Complaints and grievances are different to whistleblowing and other employing organisations’ policies and procedures should be followed.

The Professional Duty of Candour for Health professionals:

Every healthcare professional must be open and honest with patients when something goes wrong with their treatment or care which causes, or has the potential to cause, harm or distress. This means that healthcare professionals must:

  • Tell the patient (or, where appropriate, the patient’s advocate, carer or family) when something has gone wrong;
  • Apologise to the patient (or, where appropriate, the patient’s advocate, carer or family);
  • Offer an appropriate remedy or support to put matters right (if possible); and
  • Explain fully to the patient (or, where appropriate, the patient’s advocate, carer or family) the short and long term effects of what has happened.

Healthcare professionals must also be open and honest with their colleagues, employers and relevant organisations, and take part in reviews and investigations when requested. Health and care professionals must also be open and honest with their regulators, raising concerns where appropriate. They must support and encourage each other to be open and honest and not stop someone from raising concerns.

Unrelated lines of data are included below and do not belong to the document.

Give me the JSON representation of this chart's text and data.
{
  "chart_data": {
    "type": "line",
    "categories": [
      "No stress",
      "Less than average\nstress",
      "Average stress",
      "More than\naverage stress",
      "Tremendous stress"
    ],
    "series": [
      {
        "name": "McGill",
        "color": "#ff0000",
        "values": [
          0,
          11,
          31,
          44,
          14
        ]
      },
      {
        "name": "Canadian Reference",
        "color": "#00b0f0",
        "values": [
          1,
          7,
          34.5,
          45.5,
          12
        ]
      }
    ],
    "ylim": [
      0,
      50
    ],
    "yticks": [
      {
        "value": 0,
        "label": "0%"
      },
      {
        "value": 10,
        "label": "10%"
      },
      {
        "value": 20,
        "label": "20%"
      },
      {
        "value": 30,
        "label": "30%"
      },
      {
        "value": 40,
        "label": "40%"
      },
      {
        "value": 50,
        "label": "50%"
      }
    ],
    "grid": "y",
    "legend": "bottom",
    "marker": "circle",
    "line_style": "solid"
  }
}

[1] Public Interest Disclosure Act 1998
[2] www.legislation.gov.uk/ukpga/1998/23
[3] www.legislation.gov.uk/ukpga/1996/18/contents


3. What to do

If a worker is unsure of what to do, there are a number of ways they can talk the matter over in confidence to decide how they would prefer to proceed:

  • The union or professional body;
  • The independent whistleblowing charity Public Concern at Work;
  • An independent legal advisor.

 If the employer has a whistleblowing policy, the worker can refer to this. The Local Safeguarding Children Board for the area and the Local Authority may also have a whistleblowing policy to which the worker can refer. Whistleblowing directly to the services the concerns are about can result in a quick response as they have the power to act immediately on the concerns.

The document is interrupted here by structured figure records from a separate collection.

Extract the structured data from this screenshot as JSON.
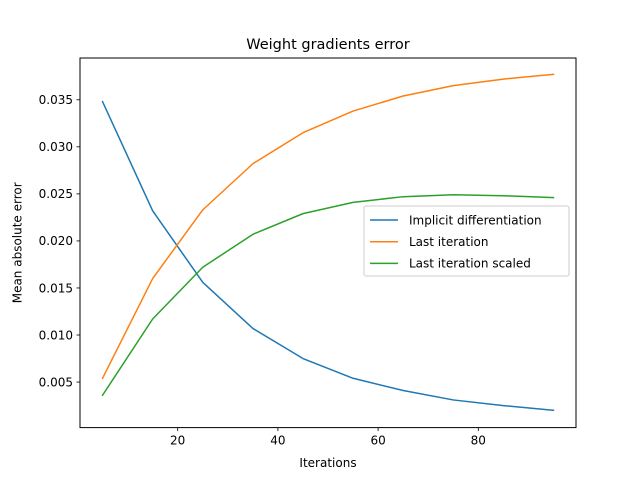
{
  "chart_data": {
    "type": "line",
    "title": "Weight gradients error",
    "xlabel": "Iterations",
    "ylabel": "Mean absolute error",
    "xlim": [
      0.5,
      99.5
    ],
    "ylim": [
      0.00016,
      0.03944
    ],
    "xticks": [
      20,
      40,
      60,
      80
    ],
    "xtick_labels": [
      "20",
      "40",
      "60",
      "80"
    ],
    "yticks": [
      0.005,
      0.01,
      0.015,
      0.02,
      0.025,
      0.03,
      0.035
    ],
    "ytick_labels": [
      "0.005",
      "0.010",
      "0.015",
      "0.020",
      "0.025",
      "0.030",
      "0.035"
    ],
    "grid": false,
    "legend_position": "center-right",
    "x": [
      5,
      15,
      25,
      35,
      45,
      55,
      65,
      75,
      85,
      95
    ],
    "series": [
      {
        "name": "Implicit differentiation",
        "color": "#1f77b4",
        "values": [
          0.0348,
          0.0232,
          0.0156,
          0.0107,
          0.0075,
          0.0054,
          0.0041,
          0.0031,
          0.0025,
          0.002
        ]
      },
      {
        "name": "Last iteration",
        "color": "#ff7f0e",
        "values": [
          0.0054,
          0.016,
          0.0233,
          0.0282,
          0.0315,
          0.0338,
          0.0354,
          0.0365,
          0.0372,
          0.0377
        ]
      },
      {
        "name": "Last iteration scaled",
        "color": "#2ca02c",
        "values": [
          0.0036,
          0.0117,
          0.0172,
          0.0207,
          0.0229,
          0.0241,
          0.0247,
          0.0249,
          0.0248,
          0.0246
        ]
      }
    ]
  }
}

The worker can also whistleblow to the relevant regulatory body for example Ofsted, the GMC or HCPC. Similarly, the various Ombudsman offices can be contacted such as the Parliamentary and Health Service Ombudsman; or the Local Government Ombudsman

Whichever point the worker decides to make the disclosure to, they will ask a number of questions so that they can determine how to proceed. It is therefore good planning to set down the concerns clearly to ensure that the matter is dealt with more speedily. Some of the questions that may be asked:

  • Does the worker believe that a service user is at immediate risk of harm?
  • To set out the facts;
  • Do other workers share the concerns?
  • Whether the concerns have already been raised with the employer and, if so, what the response was?
  • What the workers views are about what should be done?

The organisation receiving the concerns must tell the worker what they will do next, what the likely timescale will be and establish a way to keep in contact with the worker. There may be issues of confidentiality which mean that the worker may not be provided with all details but a report of an outcome should be provided.


4. Action by Regulatory Bodies and Employers

The organisation will assess the information and determine the best way to investigate the concerns in a timely manner. The action they take will depend on the type of service the worker has contacted them about and what the concerns suggest is happening.

The organisation may have support services in place to support the worker while any enquiries are taking place.

The outcome of the investigation into the concerns should be shared with the worker bearing in mind any matters of confidentiality.

The organisation should regularly report all concerns raised (whether substantiated or not), the investigations and outcomes to the senior management / board of the organisation to raise awareness of the concerns, identify trends and ‘hot spots’, and ensure issues are being dealt with properly.